In the rapidly evolving landscape of artificial intelligence, LLM agents (Large Language Model agents) have transitioned from simple text predictors to autonomous problem solvers. To orchestrate complex, multi-step agentic workflows, developers require a standardized format to specify agent capabilities, prompt instructions, system rules, and database bindings. This is where SKILL.md and the Model Context Protocol (MCP) have emerged as standard developer paradigms. SkillMD serves as the central directory for indexing, exploring, and sharing these critical agent configurations.

Our open-source registry currently tracks over 1.7 million collected SKILL.md configurations and system prompts. By compiling agent configurations from active developers on GitHub, we bridge the gap between prompt engineering research and production execution. Whether you are building agents with Anthropic's Claude Code, OpenAI's GPT-4, Google's Gemini, or local models using Ollama and LlamaIndex, standardized skill definitions ensure your agents behave predictably across different runtime environments.

What is the Model Context Protocol (MCP)?

The Model Context Protocol (MCP) is an open-source standard designed to connect LLMs to data sources, developer tools, and external environments. MCP establishes a bidirectional communication channel between client applications (like Cursor, Claude Desktop, or custom agent systems) and servers hosting data or capabilities. Standardizing instructions via SKILL.md enables LLMs to query databases, read local files, execute terminal commands, and integrate third-party APIs. SkillMD allows you to find ready-to-run MCP servers and prompt instructions for various occupations and technical tasks.

The Structure of a Professional SKILL.md File

A valid SKILL.md configuration is designed to be easily read by humans and parsed by LLMs. It contains precise system instructions, trigger conditions, required parameters, and execution examples. Below is the typical architectural blueprint of a professional agent skill:

  • Metadata & Core Scope: Declares the name of the skill, author details, target models, and a description of the capability.
  • Triggers & Intent Detection: Details semantic triggers that help the agent decide when to invoke this skill.
  • System Prompts: Explicit system-level instructions that direct the agent's behavior, personality, safety guardrails, and formatting preferences.
  • Capabilities & Tools: Lists the files, databases, or APIs the agent must access to complete the tasks.
  • Few-Shot Examples: Demonstrates real inputs and outputs, helping the model generalize behavior through in-context learning.

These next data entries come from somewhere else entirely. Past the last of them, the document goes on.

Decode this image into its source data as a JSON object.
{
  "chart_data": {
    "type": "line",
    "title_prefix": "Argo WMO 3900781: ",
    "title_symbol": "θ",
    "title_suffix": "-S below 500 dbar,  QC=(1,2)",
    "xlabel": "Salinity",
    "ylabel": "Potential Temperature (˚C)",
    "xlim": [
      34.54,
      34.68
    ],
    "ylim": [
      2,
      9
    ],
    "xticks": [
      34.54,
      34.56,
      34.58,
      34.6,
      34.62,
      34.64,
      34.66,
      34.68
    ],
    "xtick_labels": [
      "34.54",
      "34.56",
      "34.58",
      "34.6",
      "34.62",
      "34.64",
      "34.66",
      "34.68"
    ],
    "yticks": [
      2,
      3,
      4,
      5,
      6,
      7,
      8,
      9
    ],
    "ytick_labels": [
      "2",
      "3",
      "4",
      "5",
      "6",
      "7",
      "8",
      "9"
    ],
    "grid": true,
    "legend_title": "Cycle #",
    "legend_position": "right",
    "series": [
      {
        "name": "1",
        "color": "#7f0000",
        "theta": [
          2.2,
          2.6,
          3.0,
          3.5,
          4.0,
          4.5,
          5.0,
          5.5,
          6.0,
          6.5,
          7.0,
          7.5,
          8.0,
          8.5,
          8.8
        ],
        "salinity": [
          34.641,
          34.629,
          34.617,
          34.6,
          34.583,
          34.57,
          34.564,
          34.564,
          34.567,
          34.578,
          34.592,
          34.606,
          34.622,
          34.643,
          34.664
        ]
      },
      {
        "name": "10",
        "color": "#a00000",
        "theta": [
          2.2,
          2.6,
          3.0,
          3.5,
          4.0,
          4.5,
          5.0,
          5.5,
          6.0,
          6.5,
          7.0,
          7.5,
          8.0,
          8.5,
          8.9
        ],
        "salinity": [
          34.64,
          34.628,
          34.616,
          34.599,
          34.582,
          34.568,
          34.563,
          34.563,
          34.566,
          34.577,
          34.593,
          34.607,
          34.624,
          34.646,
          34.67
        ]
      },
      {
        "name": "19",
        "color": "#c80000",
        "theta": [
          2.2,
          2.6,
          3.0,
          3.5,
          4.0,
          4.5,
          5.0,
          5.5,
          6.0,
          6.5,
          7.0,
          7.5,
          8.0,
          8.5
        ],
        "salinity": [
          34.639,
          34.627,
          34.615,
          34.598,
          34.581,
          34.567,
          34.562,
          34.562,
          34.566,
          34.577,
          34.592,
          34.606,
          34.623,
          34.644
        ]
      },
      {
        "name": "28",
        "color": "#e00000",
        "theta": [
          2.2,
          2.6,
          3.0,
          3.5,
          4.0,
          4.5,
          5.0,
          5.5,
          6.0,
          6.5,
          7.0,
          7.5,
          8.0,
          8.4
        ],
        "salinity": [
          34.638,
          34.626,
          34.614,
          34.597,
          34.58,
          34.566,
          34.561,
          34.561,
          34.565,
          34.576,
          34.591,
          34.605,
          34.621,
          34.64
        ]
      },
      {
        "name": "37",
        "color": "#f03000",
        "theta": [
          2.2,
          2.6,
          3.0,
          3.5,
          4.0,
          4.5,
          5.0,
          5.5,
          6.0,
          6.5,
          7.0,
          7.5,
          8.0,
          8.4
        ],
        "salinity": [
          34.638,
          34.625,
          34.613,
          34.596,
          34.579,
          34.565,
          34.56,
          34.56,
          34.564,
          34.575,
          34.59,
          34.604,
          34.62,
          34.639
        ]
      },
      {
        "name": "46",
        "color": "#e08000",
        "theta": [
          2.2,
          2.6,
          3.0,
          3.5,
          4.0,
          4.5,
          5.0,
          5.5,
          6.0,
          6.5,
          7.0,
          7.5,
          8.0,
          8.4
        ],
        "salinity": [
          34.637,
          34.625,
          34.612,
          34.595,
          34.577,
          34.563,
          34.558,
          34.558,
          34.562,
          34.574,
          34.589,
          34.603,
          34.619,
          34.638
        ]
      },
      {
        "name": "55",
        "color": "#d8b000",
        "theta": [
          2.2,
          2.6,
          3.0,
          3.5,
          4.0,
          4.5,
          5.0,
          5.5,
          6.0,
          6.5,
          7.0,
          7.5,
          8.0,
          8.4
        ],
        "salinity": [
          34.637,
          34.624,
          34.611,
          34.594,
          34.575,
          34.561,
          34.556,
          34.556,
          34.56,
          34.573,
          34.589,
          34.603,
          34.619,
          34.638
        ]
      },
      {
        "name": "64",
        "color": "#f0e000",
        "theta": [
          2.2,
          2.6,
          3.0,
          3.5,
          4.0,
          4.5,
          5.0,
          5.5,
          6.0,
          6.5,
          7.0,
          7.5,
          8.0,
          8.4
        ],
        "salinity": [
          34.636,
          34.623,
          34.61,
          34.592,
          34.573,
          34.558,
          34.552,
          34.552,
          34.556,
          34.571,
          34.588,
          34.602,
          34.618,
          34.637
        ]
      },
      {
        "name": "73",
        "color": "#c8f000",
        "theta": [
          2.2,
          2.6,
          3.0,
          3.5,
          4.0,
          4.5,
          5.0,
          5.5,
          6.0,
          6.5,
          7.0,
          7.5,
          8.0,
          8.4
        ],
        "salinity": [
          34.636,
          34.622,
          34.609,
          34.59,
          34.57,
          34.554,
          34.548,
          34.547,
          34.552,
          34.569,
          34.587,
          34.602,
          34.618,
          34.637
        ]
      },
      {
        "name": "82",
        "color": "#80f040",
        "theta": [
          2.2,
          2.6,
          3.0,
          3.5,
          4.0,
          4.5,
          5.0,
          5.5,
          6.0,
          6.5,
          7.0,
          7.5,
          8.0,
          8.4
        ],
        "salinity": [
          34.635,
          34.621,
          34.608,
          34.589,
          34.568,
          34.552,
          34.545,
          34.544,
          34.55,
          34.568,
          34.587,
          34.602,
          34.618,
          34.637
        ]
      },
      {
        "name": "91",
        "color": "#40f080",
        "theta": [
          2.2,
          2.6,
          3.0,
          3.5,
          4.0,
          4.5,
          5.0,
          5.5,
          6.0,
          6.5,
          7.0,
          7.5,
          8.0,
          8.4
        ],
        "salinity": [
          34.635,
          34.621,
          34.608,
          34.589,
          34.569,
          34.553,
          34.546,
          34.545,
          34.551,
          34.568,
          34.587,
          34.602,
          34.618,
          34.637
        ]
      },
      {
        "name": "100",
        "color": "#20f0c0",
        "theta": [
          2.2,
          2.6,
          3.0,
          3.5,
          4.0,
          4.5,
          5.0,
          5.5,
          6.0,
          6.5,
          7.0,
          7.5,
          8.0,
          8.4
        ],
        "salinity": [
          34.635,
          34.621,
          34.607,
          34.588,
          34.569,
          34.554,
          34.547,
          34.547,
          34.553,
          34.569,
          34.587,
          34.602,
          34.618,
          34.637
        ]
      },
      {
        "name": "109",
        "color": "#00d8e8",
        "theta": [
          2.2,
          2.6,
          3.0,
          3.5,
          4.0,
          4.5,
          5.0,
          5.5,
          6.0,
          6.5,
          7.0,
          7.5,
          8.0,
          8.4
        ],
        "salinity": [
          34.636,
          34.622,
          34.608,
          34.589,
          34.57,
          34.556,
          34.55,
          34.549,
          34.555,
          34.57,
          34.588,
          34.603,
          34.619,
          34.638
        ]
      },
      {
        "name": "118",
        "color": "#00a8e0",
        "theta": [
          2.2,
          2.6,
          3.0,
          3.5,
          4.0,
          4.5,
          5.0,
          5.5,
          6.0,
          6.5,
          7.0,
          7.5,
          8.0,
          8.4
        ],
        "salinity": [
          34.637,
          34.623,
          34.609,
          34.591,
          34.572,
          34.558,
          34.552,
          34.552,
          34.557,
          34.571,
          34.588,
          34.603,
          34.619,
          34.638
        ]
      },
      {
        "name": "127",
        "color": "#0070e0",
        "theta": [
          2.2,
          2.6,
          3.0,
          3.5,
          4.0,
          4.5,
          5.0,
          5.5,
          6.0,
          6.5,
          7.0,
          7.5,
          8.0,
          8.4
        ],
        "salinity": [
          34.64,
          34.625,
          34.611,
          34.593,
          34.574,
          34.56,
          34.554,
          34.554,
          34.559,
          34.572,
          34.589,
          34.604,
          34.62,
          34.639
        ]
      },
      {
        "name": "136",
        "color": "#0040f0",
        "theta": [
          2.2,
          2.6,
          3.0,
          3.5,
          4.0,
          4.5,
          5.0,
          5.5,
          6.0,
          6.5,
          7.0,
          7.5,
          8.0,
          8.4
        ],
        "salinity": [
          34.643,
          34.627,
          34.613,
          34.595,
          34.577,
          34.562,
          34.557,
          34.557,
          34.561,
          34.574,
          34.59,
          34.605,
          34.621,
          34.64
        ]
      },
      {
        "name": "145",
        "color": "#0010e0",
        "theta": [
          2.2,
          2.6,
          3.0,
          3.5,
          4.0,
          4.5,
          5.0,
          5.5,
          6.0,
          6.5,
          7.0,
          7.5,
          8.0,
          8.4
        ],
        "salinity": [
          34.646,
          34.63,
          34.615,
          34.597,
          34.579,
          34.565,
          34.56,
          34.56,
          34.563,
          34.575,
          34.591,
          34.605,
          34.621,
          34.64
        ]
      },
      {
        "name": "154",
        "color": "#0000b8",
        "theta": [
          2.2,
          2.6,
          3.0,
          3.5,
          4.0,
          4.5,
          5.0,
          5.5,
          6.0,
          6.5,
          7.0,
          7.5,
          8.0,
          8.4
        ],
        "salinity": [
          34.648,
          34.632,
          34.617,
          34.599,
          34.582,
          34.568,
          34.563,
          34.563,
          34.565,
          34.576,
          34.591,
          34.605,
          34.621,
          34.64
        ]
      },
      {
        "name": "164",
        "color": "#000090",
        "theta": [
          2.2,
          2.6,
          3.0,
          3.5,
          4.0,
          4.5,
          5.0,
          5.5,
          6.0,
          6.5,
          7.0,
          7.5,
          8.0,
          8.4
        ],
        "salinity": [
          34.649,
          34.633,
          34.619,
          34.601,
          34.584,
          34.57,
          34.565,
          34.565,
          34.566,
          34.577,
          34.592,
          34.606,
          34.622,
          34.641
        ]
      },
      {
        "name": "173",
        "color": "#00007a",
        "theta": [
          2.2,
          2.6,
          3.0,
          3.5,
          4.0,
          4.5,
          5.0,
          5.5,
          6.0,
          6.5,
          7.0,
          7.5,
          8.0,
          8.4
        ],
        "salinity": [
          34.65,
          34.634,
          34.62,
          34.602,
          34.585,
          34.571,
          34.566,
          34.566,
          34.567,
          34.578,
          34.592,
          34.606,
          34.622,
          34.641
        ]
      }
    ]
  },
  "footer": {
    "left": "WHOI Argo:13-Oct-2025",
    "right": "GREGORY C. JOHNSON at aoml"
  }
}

Optimizing Agent Workflows for Modern LLMs

Writing effective agent skills requires deep knowledge of prompt engineering. With the release of advanced reasoning models like Claude 3.5 Sonnet, ChatGPT o1, and DeepSeek-V3, prompt templates must focus on structured thinking. Developers are encouraged to use XML tags (e.g., <thought>, <context>, and <rules>) to isolate execution boundaries. Standardized prompts prevent agents from suffering from context drift, ensuring that long-running tasks remain aligned with the initial system parameters.

Exploring by SOC Occupations and Creator Profiles

What makes SkillMD unique is its taxonomy. Instead of simple text search, we parse and organize files according to the Standard Occupational Classification (SOC) system. This means you can discover skills written for Computer and Mathematical roles, Business and Financial operations, Legal, Design, and and Educational Instruction fields. By tracking creator profiles, developers can study how different teams organize their custom instructions, compare version updates, and fork public configs for specialized enterprise use cases.

SkillMD operates as a high-performance index running on a fast Go backend and a highly responsive Astro SSR frontend. All search queries execute in milliseconds, featuring smart debouncing to prevent multiple API requests while keeping user data secure. Join our community of developers to standardize your AI agent instructions and optimize your LLM prompting workflows today.

8 QUESTIONS

Frequently Asked Questions

A practical guide to agent skills: what they are, how to inspect them, and how SkillMD helps you explore the ecosystem.